An LED flood light is only as good as its driver, which regulates the power to the LED array. Most LED drivers are designed as switching power supplies with active power factor correction circuit maintains high power factor and a low total harmonic distortion (THD) over a wide input voltage range. A DC-DC converter provides a substantially constant current to the LED load. Built-in differential-mode and common-mode surge immunity protects the driver and the connected LEDs against surge events. To unlock the energy savings potential of lighting controls, many LED drivers allow CCR and/or PWM dimming of the connected LEDs and accept control input through a 0-10V or digital addressable lighting interface (DALI) interface.
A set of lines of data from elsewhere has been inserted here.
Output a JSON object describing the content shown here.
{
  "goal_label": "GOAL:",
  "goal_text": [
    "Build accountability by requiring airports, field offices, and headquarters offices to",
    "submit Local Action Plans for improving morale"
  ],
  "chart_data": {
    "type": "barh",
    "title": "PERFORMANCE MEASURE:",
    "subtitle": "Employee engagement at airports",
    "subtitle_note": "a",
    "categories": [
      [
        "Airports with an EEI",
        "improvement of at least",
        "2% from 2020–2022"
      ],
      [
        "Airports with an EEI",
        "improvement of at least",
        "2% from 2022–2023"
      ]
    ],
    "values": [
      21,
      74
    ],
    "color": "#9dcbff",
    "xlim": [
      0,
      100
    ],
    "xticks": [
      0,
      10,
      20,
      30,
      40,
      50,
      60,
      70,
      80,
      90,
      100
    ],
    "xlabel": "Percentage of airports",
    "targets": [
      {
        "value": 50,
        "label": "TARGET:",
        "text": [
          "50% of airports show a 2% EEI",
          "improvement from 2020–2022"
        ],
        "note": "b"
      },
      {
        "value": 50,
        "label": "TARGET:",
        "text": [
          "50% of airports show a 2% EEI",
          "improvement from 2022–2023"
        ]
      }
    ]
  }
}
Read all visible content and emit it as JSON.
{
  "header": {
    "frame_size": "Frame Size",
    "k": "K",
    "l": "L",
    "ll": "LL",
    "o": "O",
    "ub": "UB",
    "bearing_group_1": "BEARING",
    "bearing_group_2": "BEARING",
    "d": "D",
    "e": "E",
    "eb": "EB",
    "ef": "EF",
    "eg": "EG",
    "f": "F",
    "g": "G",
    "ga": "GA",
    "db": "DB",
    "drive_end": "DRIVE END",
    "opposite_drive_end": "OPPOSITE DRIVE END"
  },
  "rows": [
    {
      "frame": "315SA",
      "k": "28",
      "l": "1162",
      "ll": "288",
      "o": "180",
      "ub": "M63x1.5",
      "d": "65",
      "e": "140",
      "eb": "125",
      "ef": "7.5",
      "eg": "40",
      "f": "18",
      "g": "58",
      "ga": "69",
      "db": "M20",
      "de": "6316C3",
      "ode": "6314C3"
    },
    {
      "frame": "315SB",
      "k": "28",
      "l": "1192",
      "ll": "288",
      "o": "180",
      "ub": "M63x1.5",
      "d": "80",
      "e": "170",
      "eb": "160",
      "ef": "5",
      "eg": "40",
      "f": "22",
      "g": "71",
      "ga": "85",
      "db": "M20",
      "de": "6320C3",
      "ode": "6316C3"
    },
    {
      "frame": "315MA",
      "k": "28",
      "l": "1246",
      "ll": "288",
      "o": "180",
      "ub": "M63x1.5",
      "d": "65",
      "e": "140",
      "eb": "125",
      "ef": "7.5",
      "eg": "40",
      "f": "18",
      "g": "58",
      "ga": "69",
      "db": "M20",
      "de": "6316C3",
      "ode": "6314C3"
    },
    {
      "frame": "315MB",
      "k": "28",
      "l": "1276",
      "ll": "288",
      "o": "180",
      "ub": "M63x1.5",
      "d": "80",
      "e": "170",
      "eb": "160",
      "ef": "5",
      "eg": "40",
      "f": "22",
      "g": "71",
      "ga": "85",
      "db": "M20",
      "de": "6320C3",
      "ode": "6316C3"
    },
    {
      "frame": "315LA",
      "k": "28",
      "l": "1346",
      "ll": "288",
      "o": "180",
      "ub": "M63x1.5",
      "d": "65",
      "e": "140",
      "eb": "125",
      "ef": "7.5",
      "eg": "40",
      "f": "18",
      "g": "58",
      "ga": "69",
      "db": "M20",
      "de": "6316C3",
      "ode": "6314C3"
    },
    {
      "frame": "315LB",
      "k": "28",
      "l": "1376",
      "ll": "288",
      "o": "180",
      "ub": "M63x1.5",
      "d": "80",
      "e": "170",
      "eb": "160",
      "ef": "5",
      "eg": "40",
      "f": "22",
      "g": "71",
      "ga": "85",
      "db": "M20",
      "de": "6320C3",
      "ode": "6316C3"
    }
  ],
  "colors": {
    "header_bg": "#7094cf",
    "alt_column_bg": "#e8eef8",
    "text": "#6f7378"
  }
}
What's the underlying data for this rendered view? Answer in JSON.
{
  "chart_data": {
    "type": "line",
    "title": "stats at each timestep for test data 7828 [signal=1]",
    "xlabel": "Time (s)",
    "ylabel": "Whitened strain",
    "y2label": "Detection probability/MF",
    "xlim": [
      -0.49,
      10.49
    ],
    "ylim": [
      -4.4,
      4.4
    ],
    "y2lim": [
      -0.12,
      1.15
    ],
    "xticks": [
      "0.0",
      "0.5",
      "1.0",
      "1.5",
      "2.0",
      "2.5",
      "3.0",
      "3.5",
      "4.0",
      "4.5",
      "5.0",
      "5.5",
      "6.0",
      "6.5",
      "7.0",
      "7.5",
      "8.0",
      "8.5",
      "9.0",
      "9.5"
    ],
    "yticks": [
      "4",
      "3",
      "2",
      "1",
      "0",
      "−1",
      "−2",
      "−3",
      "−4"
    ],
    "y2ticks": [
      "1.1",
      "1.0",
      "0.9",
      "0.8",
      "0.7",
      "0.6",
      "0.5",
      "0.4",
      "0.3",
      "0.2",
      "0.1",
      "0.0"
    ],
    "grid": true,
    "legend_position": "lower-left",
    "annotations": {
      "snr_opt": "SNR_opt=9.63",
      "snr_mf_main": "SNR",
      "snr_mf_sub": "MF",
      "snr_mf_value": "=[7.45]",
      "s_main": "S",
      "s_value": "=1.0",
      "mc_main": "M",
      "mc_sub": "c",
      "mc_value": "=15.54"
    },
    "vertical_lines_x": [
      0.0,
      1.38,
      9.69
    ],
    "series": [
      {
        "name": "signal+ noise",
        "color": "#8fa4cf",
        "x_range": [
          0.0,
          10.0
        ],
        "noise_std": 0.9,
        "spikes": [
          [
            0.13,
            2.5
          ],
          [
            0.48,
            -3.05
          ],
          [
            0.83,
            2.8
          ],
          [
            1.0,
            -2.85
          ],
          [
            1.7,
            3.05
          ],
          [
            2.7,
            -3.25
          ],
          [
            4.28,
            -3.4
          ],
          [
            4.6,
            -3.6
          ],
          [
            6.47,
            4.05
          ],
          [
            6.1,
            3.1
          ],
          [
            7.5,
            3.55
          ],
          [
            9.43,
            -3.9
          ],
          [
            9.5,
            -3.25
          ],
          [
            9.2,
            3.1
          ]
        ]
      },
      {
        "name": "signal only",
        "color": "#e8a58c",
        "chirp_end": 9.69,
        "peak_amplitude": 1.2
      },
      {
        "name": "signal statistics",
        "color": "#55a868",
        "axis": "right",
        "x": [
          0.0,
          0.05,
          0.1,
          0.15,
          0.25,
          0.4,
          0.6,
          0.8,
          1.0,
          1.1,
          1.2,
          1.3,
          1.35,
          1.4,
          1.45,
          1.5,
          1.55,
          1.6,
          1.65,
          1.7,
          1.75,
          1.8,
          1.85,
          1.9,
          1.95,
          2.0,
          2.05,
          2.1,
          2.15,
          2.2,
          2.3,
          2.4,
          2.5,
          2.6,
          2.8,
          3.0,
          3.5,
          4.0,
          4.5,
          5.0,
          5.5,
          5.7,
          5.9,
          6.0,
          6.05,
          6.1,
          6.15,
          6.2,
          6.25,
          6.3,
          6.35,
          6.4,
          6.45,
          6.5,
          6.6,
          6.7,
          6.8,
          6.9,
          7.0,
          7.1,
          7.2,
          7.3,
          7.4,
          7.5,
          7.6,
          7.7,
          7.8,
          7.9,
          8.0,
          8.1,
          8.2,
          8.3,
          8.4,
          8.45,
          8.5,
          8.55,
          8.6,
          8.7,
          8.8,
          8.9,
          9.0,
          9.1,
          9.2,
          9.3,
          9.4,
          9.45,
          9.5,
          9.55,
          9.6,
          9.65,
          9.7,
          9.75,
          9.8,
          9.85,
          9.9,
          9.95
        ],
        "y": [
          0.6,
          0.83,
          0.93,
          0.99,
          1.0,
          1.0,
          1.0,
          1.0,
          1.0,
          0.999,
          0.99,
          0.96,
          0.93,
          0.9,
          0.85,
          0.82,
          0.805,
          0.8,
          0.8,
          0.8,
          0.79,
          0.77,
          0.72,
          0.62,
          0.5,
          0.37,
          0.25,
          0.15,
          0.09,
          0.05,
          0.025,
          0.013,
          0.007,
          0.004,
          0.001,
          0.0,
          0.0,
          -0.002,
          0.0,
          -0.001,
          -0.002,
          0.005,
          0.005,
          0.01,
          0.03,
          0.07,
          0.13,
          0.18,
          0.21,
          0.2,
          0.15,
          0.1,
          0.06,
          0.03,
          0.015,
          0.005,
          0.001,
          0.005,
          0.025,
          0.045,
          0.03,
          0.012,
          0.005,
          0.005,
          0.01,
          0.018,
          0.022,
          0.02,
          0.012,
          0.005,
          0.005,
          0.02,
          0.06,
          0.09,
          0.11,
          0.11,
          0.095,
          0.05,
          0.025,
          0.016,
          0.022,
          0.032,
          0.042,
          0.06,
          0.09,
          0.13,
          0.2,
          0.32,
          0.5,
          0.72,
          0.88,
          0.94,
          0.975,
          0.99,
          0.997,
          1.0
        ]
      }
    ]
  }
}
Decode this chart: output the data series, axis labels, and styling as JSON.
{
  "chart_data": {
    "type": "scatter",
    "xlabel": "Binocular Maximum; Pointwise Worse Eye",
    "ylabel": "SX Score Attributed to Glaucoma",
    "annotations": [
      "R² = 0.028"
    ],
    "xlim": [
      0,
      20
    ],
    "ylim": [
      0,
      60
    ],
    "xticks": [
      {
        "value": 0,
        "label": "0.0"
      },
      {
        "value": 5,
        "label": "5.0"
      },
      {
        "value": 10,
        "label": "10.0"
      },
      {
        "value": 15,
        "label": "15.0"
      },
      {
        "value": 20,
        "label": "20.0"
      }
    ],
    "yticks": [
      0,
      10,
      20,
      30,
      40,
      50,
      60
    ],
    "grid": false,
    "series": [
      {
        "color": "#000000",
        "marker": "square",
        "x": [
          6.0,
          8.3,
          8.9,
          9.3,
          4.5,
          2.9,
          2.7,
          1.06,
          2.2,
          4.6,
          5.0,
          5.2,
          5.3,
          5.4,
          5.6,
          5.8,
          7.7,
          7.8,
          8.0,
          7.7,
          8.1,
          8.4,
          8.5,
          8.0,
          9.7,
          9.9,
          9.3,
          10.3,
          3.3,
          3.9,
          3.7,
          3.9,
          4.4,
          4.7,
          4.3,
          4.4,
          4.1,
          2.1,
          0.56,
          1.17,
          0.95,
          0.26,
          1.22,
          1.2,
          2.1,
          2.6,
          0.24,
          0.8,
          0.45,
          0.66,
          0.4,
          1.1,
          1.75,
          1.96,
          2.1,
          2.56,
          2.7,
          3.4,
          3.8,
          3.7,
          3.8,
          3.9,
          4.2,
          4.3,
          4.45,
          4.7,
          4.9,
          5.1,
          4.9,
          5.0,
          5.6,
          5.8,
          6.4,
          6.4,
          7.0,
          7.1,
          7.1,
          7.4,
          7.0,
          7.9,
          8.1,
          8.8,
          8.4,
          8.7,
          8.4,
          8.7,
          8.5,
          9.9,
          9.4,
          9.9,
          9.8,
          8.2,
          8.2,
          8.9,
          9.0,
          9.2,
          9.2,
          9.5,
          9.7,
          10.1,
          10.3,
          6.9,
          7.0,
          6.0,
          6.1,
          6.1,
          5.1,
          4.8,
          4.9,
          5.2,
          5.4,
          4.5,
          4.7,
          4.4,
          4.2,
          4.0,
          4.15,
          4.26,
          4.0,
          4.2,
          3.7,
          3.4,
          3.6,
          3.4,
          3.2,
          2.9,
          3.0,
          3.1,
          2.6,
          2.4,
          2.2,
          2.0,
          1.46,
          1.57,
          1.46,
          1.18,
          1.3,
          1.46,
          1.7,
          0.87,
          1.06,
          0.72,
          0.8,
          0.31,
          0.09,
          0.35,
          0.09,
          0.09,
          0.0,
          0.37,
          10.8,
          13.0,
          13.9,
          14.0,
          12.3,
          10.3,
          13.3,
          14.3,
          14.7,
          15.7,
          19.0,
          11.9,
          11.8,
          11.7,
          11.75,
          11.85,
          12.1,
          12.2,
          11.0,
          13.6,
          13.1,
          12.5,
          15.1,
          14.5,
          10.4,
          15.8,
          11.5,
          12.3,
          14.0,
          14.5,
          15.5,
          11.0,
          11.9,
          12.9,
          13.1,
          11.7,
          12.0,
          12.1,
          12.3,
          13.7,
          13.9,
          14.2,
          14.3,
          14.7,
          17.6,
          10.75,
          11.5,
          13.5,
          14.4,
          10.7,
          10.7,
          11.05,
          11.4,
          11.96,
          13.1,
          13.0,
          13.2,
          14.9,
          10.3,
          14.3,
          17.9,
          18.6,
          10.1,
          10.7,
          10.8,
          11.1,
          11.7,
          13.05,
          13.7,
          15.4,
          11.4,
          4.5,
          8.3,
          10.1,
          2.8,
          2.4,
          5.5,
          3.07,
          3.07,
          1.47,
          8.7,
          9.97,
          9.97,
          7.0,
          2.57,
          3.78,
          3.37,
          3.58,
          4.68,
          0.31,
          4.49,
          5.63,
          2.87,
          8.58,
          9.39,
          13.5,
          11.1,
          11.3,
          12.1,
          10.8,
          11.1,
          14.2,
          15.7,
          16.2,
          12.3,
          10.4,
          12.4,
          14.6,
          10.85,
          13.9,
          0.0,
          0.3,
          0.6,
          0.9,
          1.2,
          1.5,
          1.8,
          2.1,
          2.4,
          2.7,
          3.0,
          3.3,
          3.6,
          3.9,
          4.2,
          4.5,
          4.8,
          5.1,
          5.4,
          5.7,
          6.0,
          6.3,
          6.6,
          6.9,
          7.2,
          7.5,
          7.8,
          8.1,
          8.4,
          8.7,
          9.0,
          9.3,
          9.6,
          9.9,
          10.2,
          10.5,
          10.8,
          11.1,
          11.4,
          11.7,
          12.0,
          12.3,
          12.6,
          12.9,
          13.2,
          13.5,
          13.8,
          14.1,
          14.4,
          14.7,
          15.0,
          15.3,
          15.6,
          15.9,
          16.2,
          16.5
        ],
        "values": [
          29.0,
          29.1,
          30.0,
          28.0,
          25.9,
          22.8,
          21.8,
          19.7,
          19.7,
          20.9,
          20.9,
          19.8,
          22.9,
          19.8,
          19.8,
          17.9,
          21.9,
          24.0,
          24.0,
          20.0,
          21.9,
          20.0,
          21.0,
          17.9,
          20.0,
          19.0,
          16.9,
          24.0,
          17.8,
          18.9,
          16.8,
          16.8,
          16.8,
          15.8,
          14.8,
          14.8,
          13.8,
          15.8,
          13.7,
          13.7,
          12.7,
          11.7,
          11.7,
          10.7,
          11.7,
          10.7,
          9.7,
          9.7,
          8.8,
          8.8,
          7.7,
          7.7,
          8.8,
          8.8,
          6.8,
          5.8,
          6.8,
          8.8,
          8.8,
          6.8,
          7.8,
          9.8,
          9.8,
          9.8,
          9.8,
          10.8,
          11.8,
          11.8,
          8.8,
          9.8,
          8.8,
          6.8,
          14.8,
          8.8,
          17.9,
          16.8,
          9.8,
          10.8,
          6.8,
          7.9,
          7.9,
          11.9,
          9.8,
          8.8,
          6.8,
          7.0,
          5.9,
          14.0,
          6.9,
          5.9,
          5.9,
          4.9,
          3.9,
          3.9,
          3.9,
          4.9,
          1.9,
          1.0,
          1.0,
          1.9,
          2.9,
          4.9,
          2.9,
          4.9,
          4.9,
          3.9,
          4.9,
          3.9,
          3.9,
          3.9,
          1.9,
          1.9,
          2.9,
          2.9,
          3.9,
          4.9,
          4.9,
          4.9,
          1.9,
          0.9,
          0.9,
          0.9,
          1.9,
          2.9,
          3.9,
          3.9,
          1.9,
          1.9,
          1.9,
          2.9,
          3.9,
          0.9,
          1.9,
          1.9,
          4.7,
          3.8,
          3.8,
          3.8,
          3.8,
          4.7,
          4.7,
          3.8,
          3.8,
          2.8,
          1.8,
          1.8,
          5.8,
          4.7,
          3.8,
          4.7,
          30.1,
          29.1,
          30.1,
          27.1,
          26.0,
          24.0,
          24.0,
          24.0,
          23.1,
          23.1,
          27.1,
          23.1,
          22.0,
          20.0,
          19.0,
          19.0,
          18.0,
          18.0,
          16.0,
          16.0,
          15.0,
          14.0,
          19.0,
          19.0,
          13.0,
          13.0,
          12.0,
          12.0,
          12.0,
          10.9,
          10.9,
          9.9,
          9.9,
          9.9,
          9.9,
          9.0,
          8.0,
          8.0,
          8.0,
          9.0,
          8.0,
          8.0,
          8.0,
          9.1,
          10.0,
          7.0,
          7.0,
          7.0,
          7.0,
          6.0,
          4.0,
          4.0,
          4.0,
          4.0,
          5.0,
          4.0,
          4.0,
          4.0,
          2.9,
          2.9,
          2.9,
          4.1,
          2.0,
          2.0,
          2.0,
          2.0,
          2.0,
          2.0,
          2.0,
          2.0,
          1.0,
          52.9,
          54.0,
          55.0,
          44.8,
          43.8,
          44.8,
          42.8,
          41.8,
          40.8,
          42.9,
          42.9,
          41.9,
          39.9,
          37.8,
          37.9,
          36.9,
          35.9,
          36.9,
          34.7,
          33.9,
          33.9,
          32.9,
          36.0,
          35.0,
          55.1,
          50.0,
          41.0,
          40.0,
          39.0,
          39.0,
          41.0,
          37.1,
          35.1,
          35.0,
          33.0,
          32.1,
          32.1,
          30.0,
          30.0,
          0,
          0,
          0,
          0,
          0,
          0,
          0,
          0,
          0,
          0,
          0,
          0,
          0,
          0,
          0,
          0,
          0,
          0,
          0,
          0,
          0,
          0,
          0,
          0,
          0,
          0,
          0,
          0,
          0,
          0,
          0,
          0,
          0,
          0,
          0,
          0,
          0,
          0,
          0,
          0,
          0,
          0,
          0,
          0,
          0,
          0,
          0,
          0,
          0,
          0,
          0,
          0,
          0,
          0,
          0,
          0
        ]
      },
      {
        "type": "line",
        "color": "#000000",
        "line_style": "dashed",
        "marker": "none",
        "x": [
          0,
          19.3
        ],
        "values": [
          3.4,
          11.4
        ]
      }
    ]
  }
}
Ingress and corrosion protection

Outdoor LED flood lights are thoroughly sealed and gasketed at all points of entry and material transition to prevent the ingress of moisture, dust, contaminants and insects that can be present in outdoor environments. Dusttight integrity is one of the design requirements for luminaires installed in Class II and III hazardous environments or ATEX/IECEx Dust zones. To prevent corrosion of the aluminum housing caused by humid air, salts, pollutants, dust, and the effect of ultraviolet radiation, chemical conversion coatings are often used as a pretreatment to protect the surface from corrosion by forming a physical barrier to the environment while improving adhesion between the substrate and UV protective topcoat.